Filed pursuant to Rule 424(b)(3)
Registration No. 333-100823

PROSPECTUS SUPPLEMENT NO. 8

TO PROSPECTUS DATED NOVEMBER 18, 2002

Harris Corporation

$150,000,000

(HARRIS LOGO)

3.5% Convertible Debentures due 2022
and
3,314,917 Shares of Common Stock Issuable Upon
Conversion of the Debentures


     This prospectus supplement supplements information contained in the prospectus dated November 18, 2002, as supplemented by prospectus supplement no. 1 dated December 10, 2002, prospectus supplement no. 2 dated February 4, 2003, prospectus supplement no. 3 dated February 19, 2003, prospectus supplement no. 4 dated March 7, 2003, prospectus supplement no. 5 dated March 21, 2003, prospectus supplement no. 6 dated June 20, 2003, and prospectus supplement no. 7 dated January 28, 2004, covering the resale by the selling securityholders of our 3.5% Convertible Debentures due 2022 and the shares of our common stock issuable upon conversion of the debentures, including preferred stock purchase rights associated with our common stock. This prospectus supplement no. 8 is not complete without, and may not be delivered or utilized except in connection with, the prospectus, including any amendments or supplements thereto. The terms of the debentures are set forth in the prospectus.


     Investing in the debentures or the common stock into which the debentures are convertible involves risks. See “Risk Factors” beginning on page 7 of the prospectus, and the “Forward Looking Statements and Factors that May Affect Future Results” section contained in our most recent periodic report filed with the Securities and Exchange Commission.

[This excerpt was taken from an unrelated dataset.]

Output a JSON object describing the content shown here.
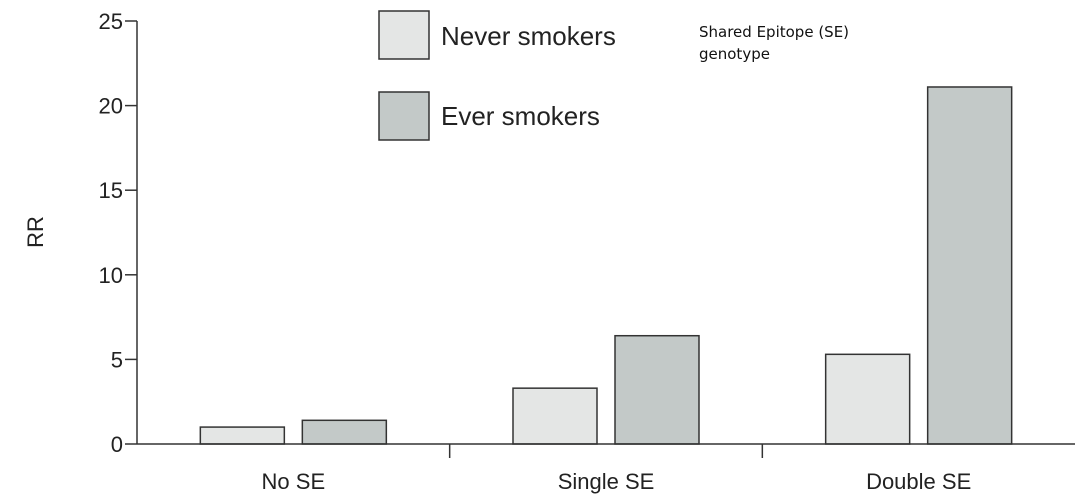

     NEITHER THE SECURITIES AND EXCHANGE COMMISSION NOR ANY STATE SECURITIES COMMISSION HAS APPROVED OR DISAPPROVED OF THESE SECURITIES OR DETERMINED IF THIS PROSPECTUS SUPPLEMENT OR THE PROSPECTUS TO WHICH IT RELATES IS TRUTHFUL, OR COMPLETE. ANY REPRESENTATION TO THE CONTRARY IS A CRIMINAL OFFENSE.

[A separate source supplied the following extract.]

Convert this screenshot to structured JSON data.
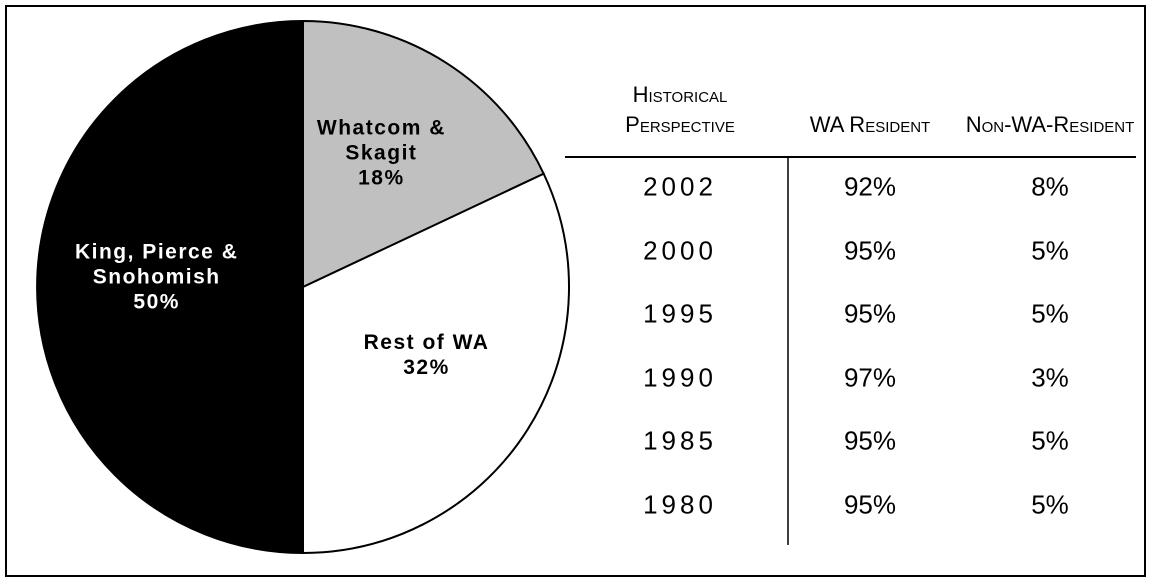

     The information in the table appearing under the caption “Selling Securityholders” in the prospectus is amended by superseding the information with respect to the following person previously listed in the prospectus or in any amendments or supplements thereto:

                         
Principal Amount
of Debentures Number of Shares
Beneficially Owned Percentage of of Common Stock
That May Be Debentures That May Be
Sold Hereby Outstanding Sold Hereby
Selling Securityholder (3) (2)(3) (1)(2)(3)

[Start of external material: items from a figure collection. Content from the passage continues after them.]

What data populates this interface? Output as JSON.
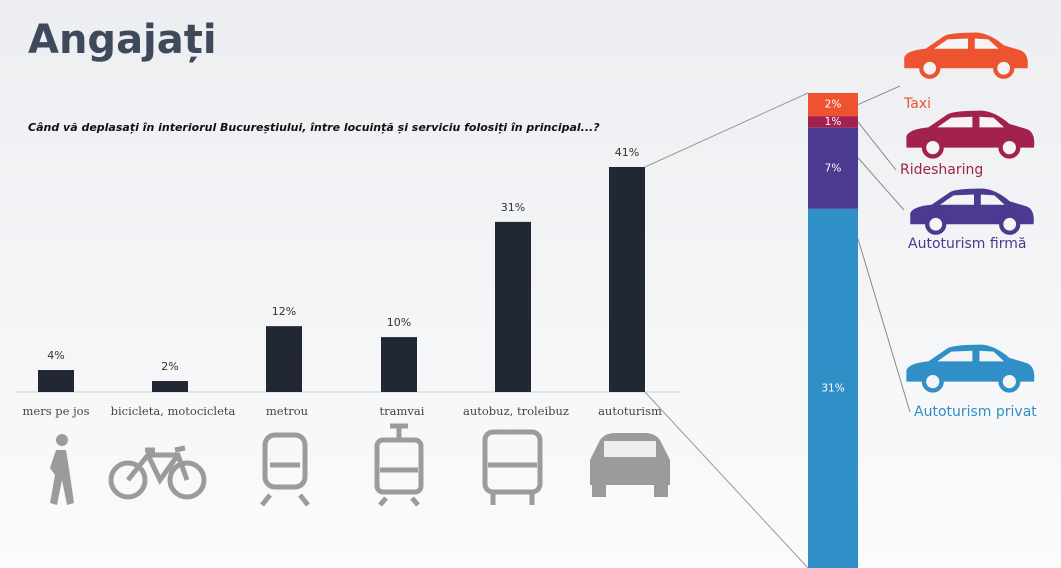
{
  "chart_data": [
    {
      "type": "bar",
      "title": "Angajați",
      "subtitle": "Când vă deplasați în interiorul Bucureștiului, între locuință și serviciu folosiți în principal...?",
      "categories": [
        "mers pe jos",
        "bicicleta, motocicleta",
        "metrou",
        "tramvai",
        "autobuz, troleibuz",
        "autoturism"
      ],
      "values": [
        4,
        2,
        12,
        10,
        31,
        41
      ],
      "value_labels": [
        "4%",
        "2%",
        "12%",
        "10%",
        "31%",
        "41%"
      ],
      "color": "#222833"
    },
    {
      "type": "stacked-bar",
      "series": [
        {
          "name": "Taxi",
          "color": "#ee5330",
          "values": [
            2
          ],
          "value_labels": [
            "2%"
          ]
        },
        {
          "name": "Ridesharing",
          "color": "#a3214f",
          "values": [
            1
          ],
          "value_labels": [
            "1%"
          ]
        },
        {
          "name": "Autoturism firmă",
          "color": "#4b3a8f",
          "values": [
            7
          ],
          "value_labels": [
            "7%"
          ]
        },
        {
          "name": "Autoturism privat",
          "color": "#2f8fc6",
          "values": [
            31
          ],
          "value_labels": [
            "31%"
          ]
        }
      ]
    }
  ]
}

CareFirst Blue Choice, Inc.
  $ 180,000       0.1       3,978  


(1)  Assumes conversion of all of the holder’s debentures at a conversion rate of 22.0994 shares of our common stock per each $1,000 principal amount of the debentures. This conversion rate will be subject to adjustment, however, as described in the prospectus under “Description of Debentures — Conversion Rights.” As a result, the number of shares of our common stock issuable upon conversion of the debentures may increase or decrease in the future.
 
(2)  Information about any other selling securityholders that is not set forth in the prospectus or this prospectus supplement may be set forth in one or more prospectus supplements, if required. This information assumes that holders of debentures, or any future transferees, pledgees, donees or successors of or from any such holders of debentures, do not beneficially own any common stock, other than the common stock issuable upon conversion of the debentures at the initial conversion rate. In calculating these amounts, we treated as outstanding the number of shares of common stock issuable upon conversion of all of that particular holder’s debentures. However, we did not assume the conversion of any other holders’ debentures. Based upon such assumptions, no holder will own more than 1% of our common stock.
 
(3)  We are unable to obtain information as to secondary sales of the debentures and, accordingly, cannot determine the extent to which the debentures listed in this prospectus supplement consist of debentures purchased in the original offering of the debentures in August 2002 or subsequently in the secondary market. Because we are unable to make adjustments to the prospectus for secondary market sales, the prospectus will overstate the debentures held by a selling securityholder to the extent of such sales.

     We prepared this table based on the information supplied to us by the selling securityholder named in the table, and we have not sought to verify such information. Except as set forth above, to our knowledge, the selling securityholder listed above does not have, and within the past three years has not had, any material relationship with us or any of our affiliates.

The date of this prospectus supplement is August 10, 2004.